520 Broadhollow Road, Suite 200
Melville, New York 11747

Gentlemen:

         We have acted as counsel to IMN Financial Corp. (the "Company") in
connection with its filing of a registration statement on Form  SB-2
(Registration No. 333- , the "Registration Statement") covering 2,017,651
shares of common stock $.001 par value (the "Common Stock") to be sold by
selling security holders ("Selling Security Holders").

         In our capacity as counsel to the Company, we have examined the
Company's Certificate of Incorporation and By-laws, as amended to date, and
the minutes and other corporate proceedings of the Company.

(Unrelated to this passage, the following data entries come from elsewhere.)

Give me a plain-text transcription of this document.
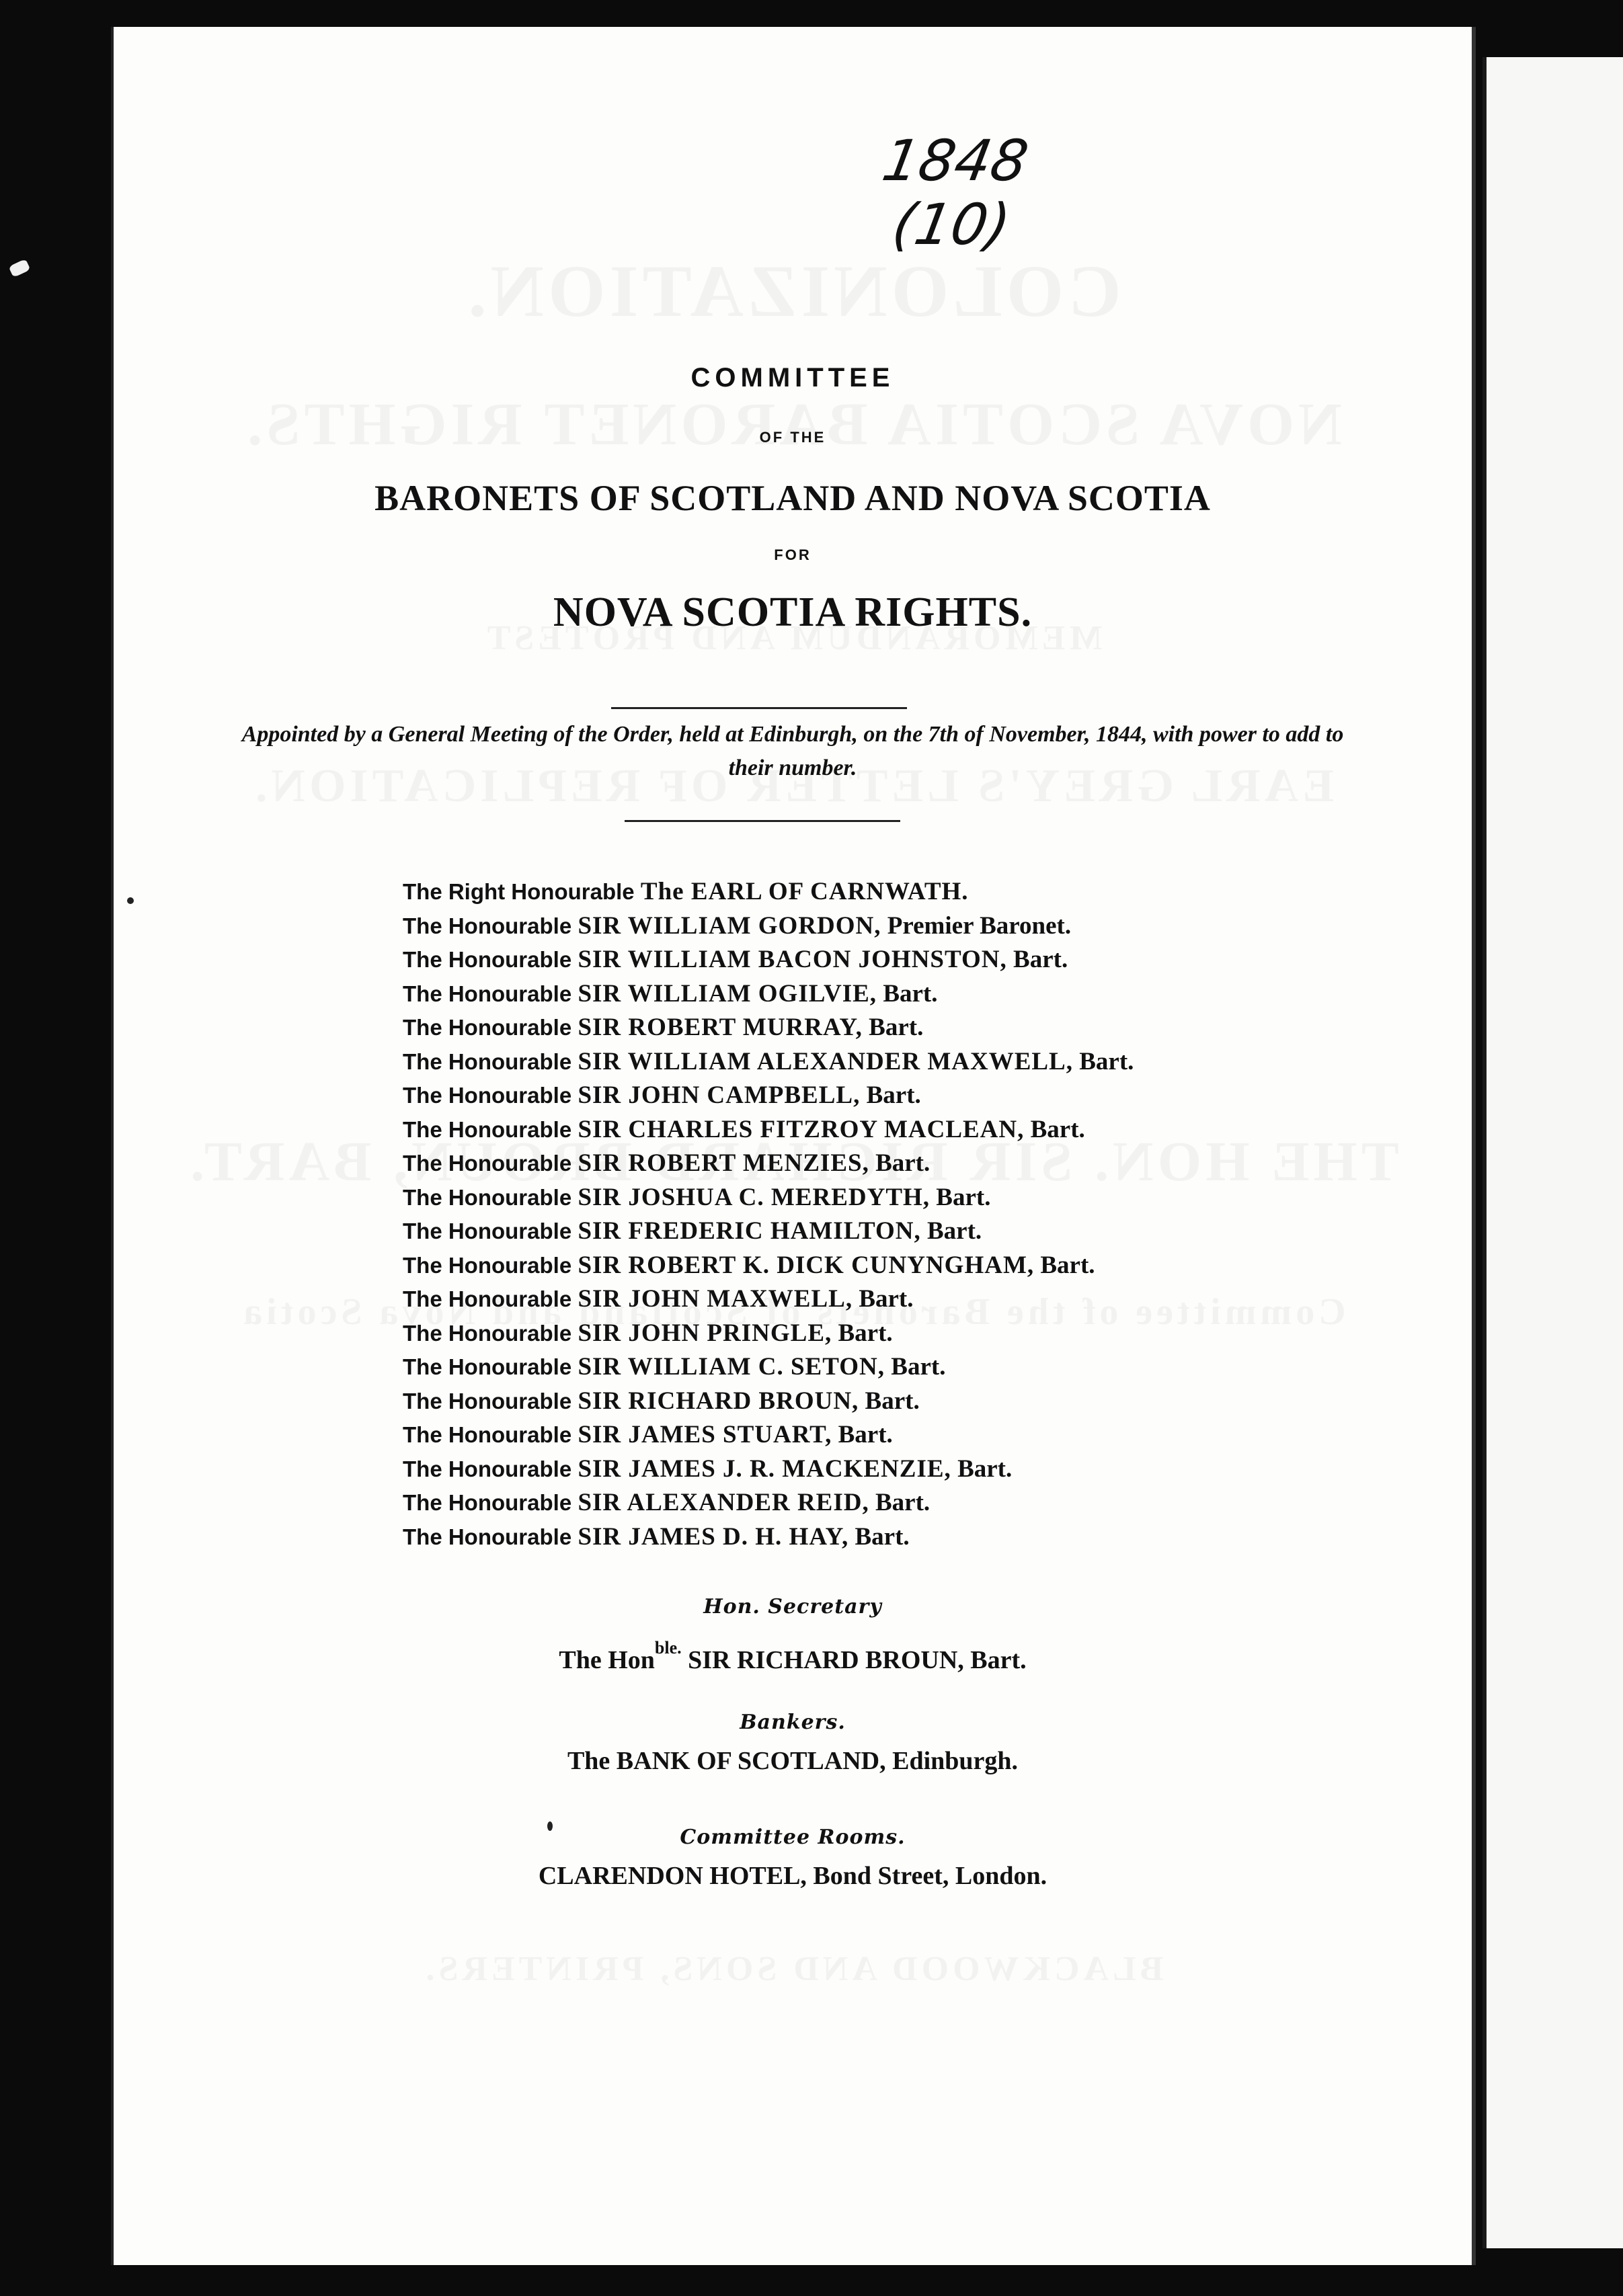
1848
(10)
COMMITTEE
OF THE
BARONETS OF SCOTLAND AND NOVA SCOTIA
FOR
NOVA SCOTIA RIGHTS.
Appointed by a General Meeting of the Order, held at Edinburgh, on the 7th of November, 1844, with power to add to their number.
The Right Honourable The EARL OF CARNWATH.
The Honourable SIR WILLIAM GORDON, Premier Baronet.
The Honourable SIR WILLIAM BACON JOHNSTON, Bart.
The Honourable SIR WILLIAM OGILVIE, Bart.
The Honourable SIR ROBERT MURRAY, Bart.
The Honourable SIR WILLIAM ALEXANDER MAXWELL, Bart.
The Honourable SIR JOHN CAMPBELL, Bart.
The Honourable SIR CHARLES FITZROY MACLEAN, Bart.
The Honourable SIR ROBERT MENZIES, Bart.
The Honourable SIR JOSHUA C. MEREDYTH, Bart.
The Honourable SIR FREDERIC HAMILTON, Bart.
The Honourable SIR ROBERT K. DICK CUNYNGHAM, Bart.
The Honourable SIR JOHN MAXWELL, Bart.
The Honourable SIR JOHN PRINGLE, Bart.
The Honourable SIR WILLIAM C. SETON, Bart.
The Honourable SIR RICHARD BROUN, Bart.
The Honourable SIR JAMES STUART, Bart.
The Honourable SIR JAMES J. R. MACKENZIE, Bart.
The Honourable SIR ALEXANDER REID, Bart.
The Honourable SIR JAMES D. H. HAY, Bart.
Hon. Secretary
The Hon$^{ble.}$ SIR RICHARD BROUN, Bart.
Bankers.
The BANK OF SCOTLAND, Edinburgh.
Committee Rooms.
CLARENDON HOTEL, Bond Street, London.
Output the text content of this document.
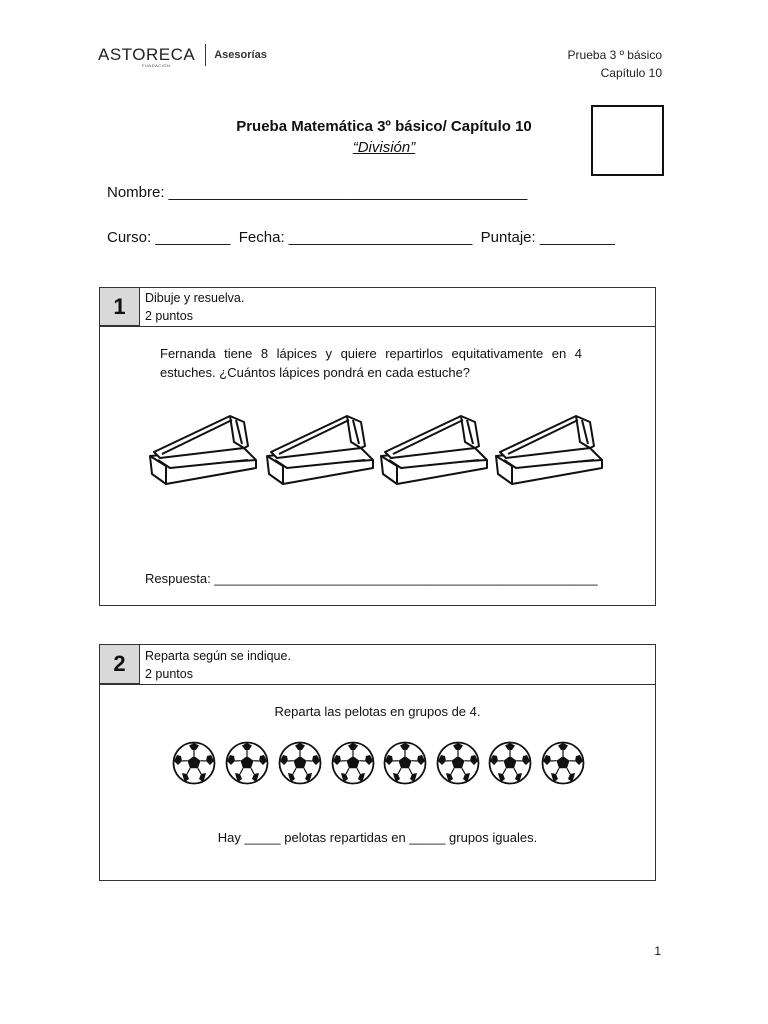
ASTORECA
FUNDACIÓN
Asesorías	Prueba 3 º básico
Capítulo 10
Prueba Matemática 3º básico/ Capítulo 10
“División”
Nombre: ___________________________________________
Curso: _________  Fecha: ______________________  Puntaje: _________
1	Dibuje y resuelva.
2 puntos
Fernanda tiene 8 lápices y quiere repartirlos equitativamente en 4 estuches. ¿Cuántos lápices pondrá en cada estuche?
Respuesta: _____________________________________________________
2	Reparta según se indique.
2 puntos
Reparta las pelotas en grupos de 4.
Hay _____ pelotas repartidas en _____ grupos iguales.
1
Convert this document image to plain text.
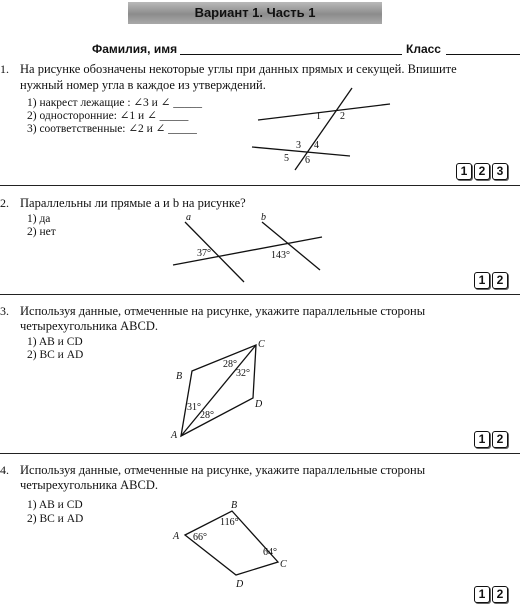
Вариант 1. Часть 1
Фамилия, имя	Класс
1. На рисунке обозначены некоторые углы при данных прямых и секущей. Впишите
нужный номер угла в каждое из утверждений.
1) накрест лежащие : ∠3 и ∠ _____
2) односторонние: ∠1 и ∠ _____
3) соответственные: ∠2 и ∠ _____
1 2
3 4
5 6
1 2 3
2. Параллельны ли прямые a и b на рисунке?
1) да
2) нет
a	b
37°	143°
1 2
3. Используя данные, отмеченные на рисунке, укажите параллельные стороны
четырехугольника ABCD.
1) AB и CD
2) BC и AD
A
B
C
D
28°
32°
31°
28°
1 2
4. Используя данные, отмеченные на рисунке, укажите параллельные стороны
четырехугольника ABCD.
1) AB и CD
2) BC и AD
A
B
C
D
66°
116°
64°
1 2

         With respect to factual matters, we have relied upon statements and
certificates of officers of the Company. We have also reviewed such other
matters of law and examined and relied upon such other documents, records and
certificates as we have deemed relevant hereto. In all such examinations we
have assumed conformity with the original documents of all documents submitted
to us as conformed or photostatic copies, the authenticity of all documents
submitted to us as originals and the genuineness of all signatures on all
documents submitted to us.

         On the basis of the foregoing, we are of the opinion that:

                  The shares of Common Stock covered by this Registration
Statement have been validly authorized and will when sold as contemplated by
the Registration Statement, be legally issued, fully paid and non-assessable.

         We hereby consent to the filing of this opinion as an exhibit to 
the Registration Statement and to the reference made to us under the caption
"Legal Matters" in the prospectus constituting the Registration Statement.

                                                  Very truly yours,

                                                  /s/ GSKF
                                                  Gersten, Savage, Kaplowitz &
                                                  Fredericks, LLP



<PAGE>


                                                                  Exhibit 23.1


                        Consent of Independent Auditors

We consent to the reference to our firm under the caption "Experts" and to the
use of our reports dated March 24, 1997, in the Registration Statement (Form 
SB-2) and related prospectus of IMN Financial Corp. for the registration of
2,017,651 shares of its common stock.


                                               /s/ Werblin, Casuccio & Moses
                                               Werblin, Casuccio & Moses, P.C.